Jeder Mensch macht Listen, seien es Einkaufs- oder To-Do-Listen. Meine Listen sind anders. Sie tragen Titel wie zum Beispiel «Vögel, die ich an ihrem Laut erkenne», «Menschen mit schönen Händen» oder «Zufällig auf der Uhr erblickte Schnapszahlen, bei welchen ich automatisch an meinen Vater denke». Wobei die zuletzt genannte Liste wohl die erste ist, die nicht mehr weitergeführt wird, da ich mittlerweile bei den zufällig auf der Uhr erblickten Schnapszahlen zuerst an die Listen denken muss.

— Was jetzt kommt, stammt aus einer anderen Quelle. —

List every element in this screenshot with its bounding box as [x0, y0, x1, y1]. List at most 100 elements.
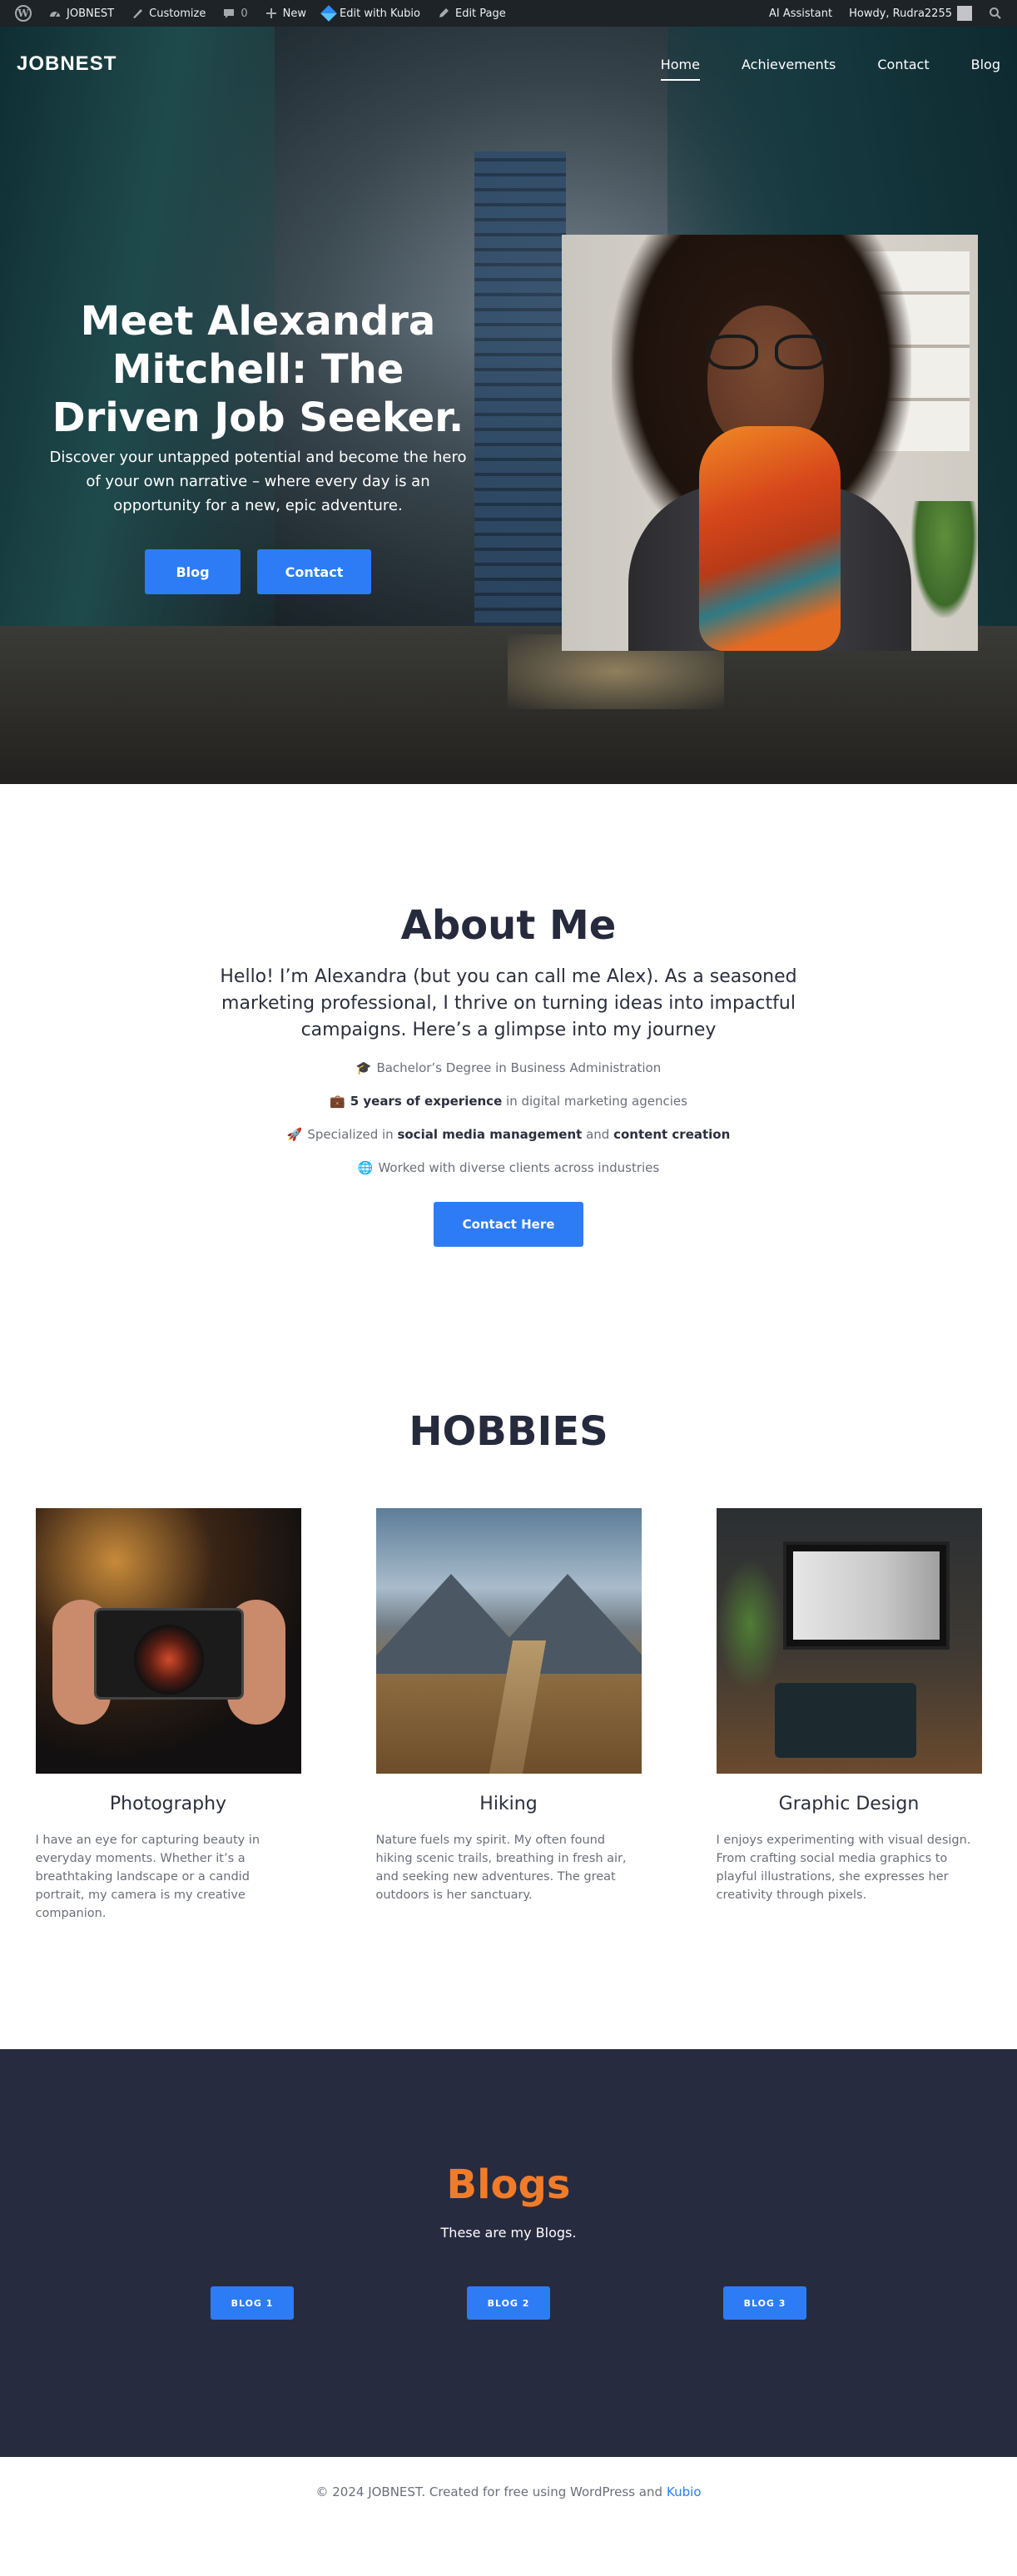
blogs-subtitle: These are my Blogs.	[440, 2225, 577, 2241]
new-label: New	[282, 7, 307, 20]
kubio-icon	[320, 5, 337, 22]
hobby-title: Hiking	[479, 1794, 538, 1814]
graphic-design-image	[716, 1508, 982, 1774]
hobby-grid: Photography I have an eye for capturing …	[35, 1508, 982, 1923]
blog-3-button[interactable]: BLOG 3	[723, 2286, 806, 2320]
new-content-link[interactable]: New	[256, 0, 315, 27]
nav-item-contact[interactable]: Contact	[877, 52, 929, 77]
blogs-title: Blogs	[446, 2162, 571, 2208]
hero-subtitle: Discover your untapped potential and bec…	[49, 449, 467, 514]
footer-text: © 2024 JOBNEST. Created for free using W…	[315, 2484, 663, 2499]
blog-buttons: BLOG 1 BLOG 2 BLOG 3	[211, 2286, 806, 2320]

Die Idee zu den Listen entstand durch den Verlust von Mama, als mir bewusst wurde, dass alles verblasst, auch der Mensch. Erinnerungen verblassen und zurück bleiben Gefühle. Gefühle, die wieder aufleben, wenn man einen bestimmten Duft riecht oder ein bestimmtes Geräusch wahrnimmt. Ich will so viele Erinnerungen wie möglich festhalten. Das Ausstellen ist der letzte Prozess, der meine Listen endgültig zur Arbeit macht. Ich freue mich! Und frage mich, ob jemand bei den Listen stehen bleibt, sie liest, und wenn ja, aus welchem Grund? Ist es voyeuristisch, diese zum Teil doch sehr persönlichen Listen zu lesen? Ich bin gespannt! Auch freue ich mich, die Amsel, die zuletzt auf die Liste kam, wieder zu lesen und mich an sie zu erinnern. Sie habe ich vor kurzem um knapp nach vier Uhr morgens, noch wach im Bett liegend, mitten in der Stadt Chur gehört – und erkannt!

 

Gruppenausstellung im «Kabinett der Visionäre» in Chur, 01.04. – 17.04.2017

 

(Bild: Lina Moser)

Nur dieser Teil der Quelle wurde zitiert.